Can PJRC top this board someday?
That really depends on how you compare. PJRC definitely will not make a $99 board. So you should not expect to see any Teensy loaded with as many chips as this Portenta H7, especially the SDRAM and Murata Wifi. I'm also pretty skeptical about those 2 high density connectors, but will be watching closely how people use them to influence decisions about future Teensy boards.
In terms of raw performance, an
1170-based Teensy (M7 at 1 GHz and M4 at 400 MHz) ought to be about double Portenta's speed (M7 at 480 MHz and M4 at 240 MHz). NXP's 1170 doesn't exist yet, but we can generally expect it'll arrive near the end of this year. Presumably more STM32 chips will arrive over time.
Then again, if you only care about raw speed, how does a 600 MHz M7 without companion M4 compare to a 480 MHz M7 plus 240 MHz M4? I don't believe there as any single simple answer...
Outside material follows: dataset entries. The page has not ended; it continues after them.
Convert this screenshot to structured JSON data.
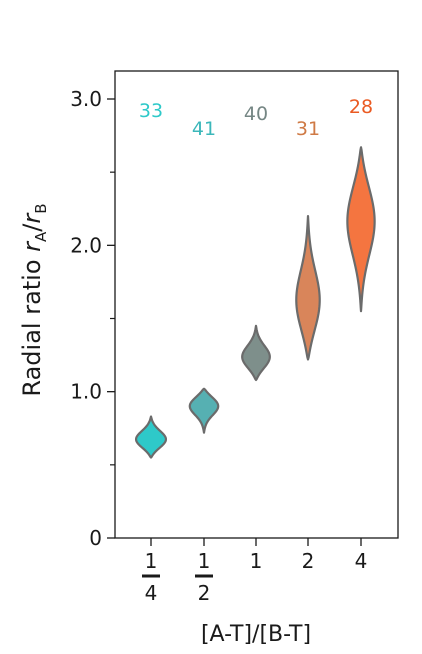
{
  "chart_data": {
    "type": "violin",
    "ylabel_main": "Radial ratio ",
    "ylabel_rA_base": "r",
    "ylabel_rA_sub": "A",
    "ylabel_slash": "/",
    "ylabel_rB_base": "r",
    "ylabel_rB_sub": "B",
    "xlabel": "[A-T]/[B-T]",
    "ylim": [
      0,
      3.2
    ],
    "yticks": [
      {
        "value": 0,
        "label": "0"
      },
      {
        "value": 1.0,
        "label": "1.0"
      },
      {
        "value": 2.0,
        "label": "2.0"
      },
      {
        "value": 3.0,
        "label": "3.0"
      }
    ],
    "yminor_ticks": [
      0.5,
      1.5,
      2.5
    ],
    "categories": [
      {
        "num": "1",
        "den": "4",
        "label": "1/4"
      },
      {
        "num": "1",
        "den": "2",
        "label": "1/2"
      },
      {
        "num": "",
        "den": "",
        "label": "1"
      },
      {
        "num": "",
        "den": "",
        "label": "2"
      },
      {
        "num": "",
        "den": "",
        "label": "4"
      }
    ],
    "series": [
      {
        "category": "1/4",
        "n": "33",
        "color": "#2ec9c9",
        "text_color": "#2ec9c9",
        "min": 0.55,
        "max": 0.83,
        "median": 0.67,
        "peak_width": 0.8,
        "peak_at": 0.67
      },
      {
        "category": "1/2",
        "n": "41",
        "color": "#56b0b2",
        "text_color": "#3bb7ba",
        "min": 0.72,
        "max": 1.02,
        "median": 0.9,
        "peak_width": 0.78,
        "peak_at": 0.91
      },
      {
        "category": "1",
        "n": "40",
        "color": "#7e8f8b",
        "text_color": "#758684",
        "min": 1.08,
        "max": 1.45,
        "median": 1.23,
        "peak_width": 0.74,
        "peak_at": 1.23
      },
      {
        "category": "2",
        "n": "31",
        "color": "#d9855a",
        "text_color": "#cf7a45",
        "min": 1.22,
        "max": 2.2,
        "median": 1.62,
        "peak_width": 0.62,
        "peak_at": 1.6
      },
      {
        "category": "4",
        "n": "28",
        "color": "#f47540",
        "text_color": "#ea5a22",
        "min": 1.55,
        "max": 2.67,
        "median": 2.2,
        "peak_width": 0.72,
        "peak_at": 2.18
      }
    ],
    "grid": false,
    "legend": "none"
  },
  "colors": {
    "axis": "#1a1a1a",
    "violin_outline": "#6b6b6b"
  }
}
Of course these STM32 and IMXRT chips are not the end of Moore's Law on microcontrollers. We're just now seeing the beginning of chips at 40nm and soon 28nm. ARM has already announced
Helium using architecture version 8 and vector processing optimized for machine learning and DSP, and competitive pressure from RISC-V is likely accelerate the traditionally slow pace of improvement on chips aimed below phones & PCs.
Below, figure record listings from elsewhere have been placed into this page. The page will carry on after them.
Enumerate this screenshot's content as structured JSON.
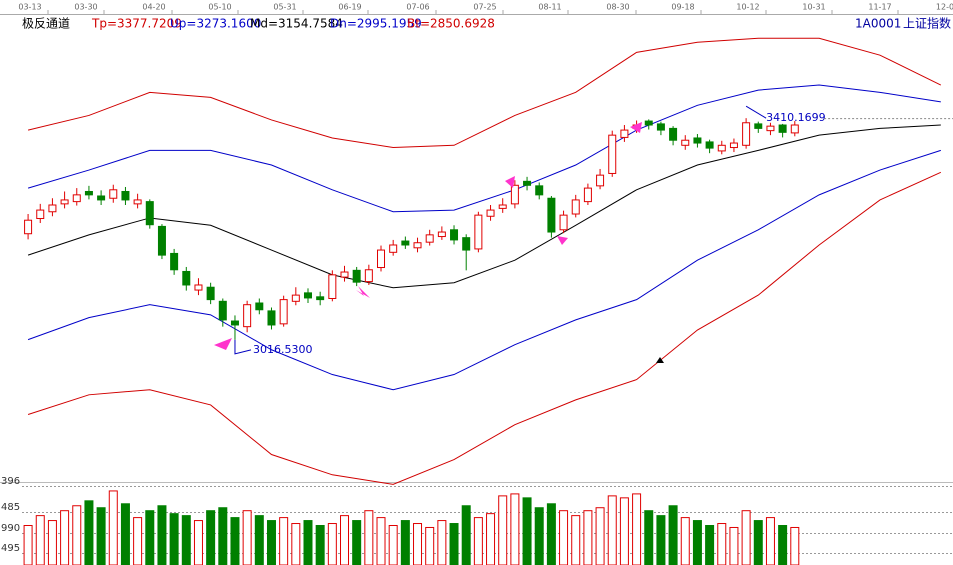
{
  "chart_data": {
    "type": "candlestick",
    "title": "极反通道",
    "symbol": "1A0001",
    "symbol_name": "上证指数",
    "date_labels": [
      "03-13",
      "03-30",
      "04-20",
      "05-10",
      "05-31",
      "06-19",
      "07-06",
      "07-25",
      "08-11",
      "08-30",
      "09-18",
      "10-12",
      "10-31",
      "11-17",
      "12-0"
    ],
    "xlim": [
      -0.5,
      76
    ],
    "ylim": [
      2750,
      3588
    ],
    "up_color": "#e00000",
    "down_color": "#008000",
    "candles": {
      "open": [
        3205,
        3232,
        3244,
        3258,
        3262,
        3280,
        3272,
        3268,
        3280,
        3258,
        3262,
        3218,
        3170,
        3138,
        3105,
        3110,
        3085,
        3050,
        3040,
        3082,
        3068,
        3045,
        3085,
        3100,
        3093,
        3090,
        3128,
        3140,
        3120,
        3145,
        3172,
        3192,
        3180,
        3190,
        3200,
        3212,
        3198,
        3178,
        3236,
        3250,
        3258,
        3298,
        3290,
        3268,
        3212,
        3240,
        3262,
        3290,
        3312,
        3376,
        3392,
        3405,
        3400,
        3392,
        3362,
        3375,
        3368,
        3352,
        3358,
        3362,
        3400,
        3388,
        3398,
        3384
      ],
      "high": [
        3240,
        3258,
        3268,
        3280,
        3286,
        3290,
        3282,
        3292,
        3288,
        3276,
        3266,
        3222,
        3178,
        3146,
        3126,
        3118,
        3090,
        3060,
        3086,
        3090,
        3074,
        3095,
        3110,
        3108,
        3102,
        3140,
        3148,
        3146,
        3150,
        3184,
        3194,
        3200,
        3198,
        3212,
        3218,
        3220,
        3204,
        3244,
        3256,
        3268,
        3300,
        3306,
        3296,
        3272,
        3246,
        3274,
        3294,
        3320,
        3388,
        3398,
        3406,
        3408,
        3404,
        3396,
        3380,
        3382,
        3372,
        3370,
        3374,
        3410.17,
        3404,
        3402,
        3400,
        3405
      ],
      "low": [
        3195,
        3224,
        3236,
        3250,
        3255,
        3266,
        3256,
        3260,
        3256,
        3250,
        3214,
        3160,
        3132,
        3104,
        3096,
        3080,
        3040,
        3016.53,
        3030,
        3062,
        3035,
        3040,
        3078,
        3082,
        3078,
        3085,
        3120,
        3112,
        3114,
        3138,
        3166,
        3178,
        3172,
        3184,
        3194,
        3186,
        3140,
        3172,
        3228,
        3242,
        3250,
        3282,
        3266,
        3198,
        3206,
        3234,
        3256,
        3284,
        3306,
        3368,
        3384,
        3390,
        3380,
        3362,
        3354,
        3358,
        3348,
        3346,
        3350,
        3356,
        3384,
        3380,
        3376,
        3378
      ],
      "close": [
        3229,
        3247,
        3256,
        3265,
        3274,
        3274,
        3265,
        3283,
        3265,
        3265,
        3221,
        3167,
        3141,
        3114,
        3114,
        3088,
        3052,
        3043,
        3079,
        3070,
        3043,
        3088,
        3096,
        3091,
        3088,
        3132,
        3137,
        3119,
        3141,
        3176,
        3185,
        3185,
        3189,
        3203,
        3208,
        3194,
        3176,
        3238,
        3247,
        3256,
        3291,
        3291,
        3274,
        3208,
        3238,
        3265,
        3286,
        3309,
        3380,
        3389,
        3398,
        3398,
        3389,
        3371,
        3371,
        3366,
        3357,
        3362,
        3366,
        3402,
        3392,
        3396,
        3385,
        3398
      ]
    },
    "lines": [
      {
        "label": "Tp=3377.7209",
        "color": "#d00000",
        "x": [
          0,
          5,
          10,
          15,
          20,
          25,
          30,
          35,
          40,
          45,
          50,
          55,
          60,
          65,
          70,
          75
        ],
        "values": [
          3389,
          3415,
          3456,
          3447,
          3407,
          3375,
          3358,
          3362,
          3415,
          3456,
          3527,
          3545,
          3552,
          3552,
          3522,
          3469
        ]
      },
      {
        "label": "Up=3273.1600",
        "color": "#0000c8",
        "x": [
          0,
          5,
          10,
          15,
          20,
          25,
          30,
          35,
          40,
          45,
          50,
          55,
          60,
          65,
          70,
          75
        ],
        "values": [
          3286,
          3318,
          3353,
          3353,
          3327,
          3283,
          3244,
          3247,
          3283,
          3327,
          3389,
          3433,
          3460,
          3469,
          3456,
          3439
        ]
      },
      {
        "label": "Md=3154.7584",
        "color": "#000000",
        "x": [
          0,
          5,
          10,
          15,
          20,
          25,
          30,
          35,
          40,
          45,
          50,
          55,
          60,
          65,
          70,
          75
        ],
        "values": [
          3167,
          3203,
          3233,
          3220,
          3176,
          3132,
          3109,
          3118,
          3158,
          3220,
          3283,
          3327,
          3353,
          3380,
          3392,
          3398
        ]
      },
      {
        "label": "Dn=2995.1959",
        "color": "#0000c8",
        "x": [
          0,
          5,
          10,
          15,
          20,
          25,
          30,
          35,
          40,
          45,
          50,
          55,
          60,
          65,
          70,
          75
        ],
        "values": [
          3017,
          3056,
          3079,
          3061,
          2999,
          2955,
          2928,
          2955,
          3008,
          3052,
          3088,
          3158,
          3212,
          3274,
          3318,
          3353
        ]
      },
      {
        "label": "Bt=2850.6928",
        "color": "#d00000",
        "x": [
          0,
          5,
          10,
          15,
          20,
          25,
          30,
          35,
          40,
          45,
          50,
          55,
          60,
          65,
          70,
          75
        ],
        "values": [
          2884,
          2919,
          2928,
          2901,
          2813,
          2777,
          2760,
          2804,
          2866,
          2910,
          2946,
          3034,
          3096,
          3185,
          3265,
          3314
        ]
      }
    ],
    "low_label": "3016.5300",
    "high_label": "3410.1699",
    "volume": {
      "ylim": [
        0,
        80
      ],
      "axis_labels": [
        "396",
        "485",
        "990",
        "495"
      ],
      "values": [
        40,
        50,
        45,
        55,
        60,
        65,
        58,
        75,
        62,
        48,
        55,
        60,
        52,
        50,
        45,
        55,
        58,
        48,
        55,
        50,
        45,
        48,
        42,
        45,
        40,
        42,
        50,
        45,
        55,
        48,
        40,
        45,
        42,
        38,
        45,
        42,
        60,
        48,
        52,
        70,
        72,
        68,
        58,
        62,
        55,
        50,
        55,
        58,
        70,
        68,
        72,
        55,
        50,
        60,
        48,
        45,
        40,
        42,
        38,
        55,
        45,
        48,
        40,
        38
      ]
    }
  }
}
The reality of all this advanced hardware is a strong dependency on software support. Many people will just compare hardware specs or coremark scores and ignore the quality of driver support. But drivers & libraries matter quite a lot. I believe everyone who uses this forum regularly has seen the huge changes in USB speed since the early days of Teensy 4's beta to where we're at now with 1.49-beta4. Even at 12 Mbit, software matters greatly. If you run the
lines/sec benchmark on various boards, you'll see huge differences. Even Teensy 2.0 competes with some of the non-Teensy 32 bit boards that have not well optimized code.
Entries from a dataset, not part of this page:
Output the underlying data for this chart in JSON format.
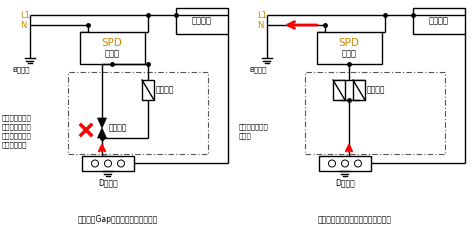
{
  "bg_color": "#ffffff",
  "line_color": "#000000",
  "orange_color": "#cc8800",
  "red_color": "#ff0000",
  "left_caption": "対地間にGap素子が接続される構成",
  "right_caption": "対地間にバリスタが接続される構成",
  "left_note1": "ギャップが動作",
  "left_note2": "するほどの高電",
  "left_note3": "圧にならないと",
  "left_note4": "侵入できない",
  "right_note1": "接地線から侵入",
  "right_note2": "し易い",
  "label_L1": "L1",
  "label_N": "N",
  "label_SPD": "SPD",
  "label_bunri": "分離器",
  "label_B": "B種接地",
  "label_D": "D種接地",
  "label_denki": "電気設備",
  "label_varistor": "バリスタ",
  "label_gap": "ギャップ"
}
These new chips are bringing so much complex hardware that will need a tremendous amount of work on the software side. When you see a company like Seeed Studios make a board, you can be pretty sure the software support will be only whatever the semiconductor vendor or some 3rd party like Zerynth provides. Arduino has the potential to really craft some amazing software support. But it could also turn out like Arduino Due. At this early stage, I don't think anyone can predict where it will end up.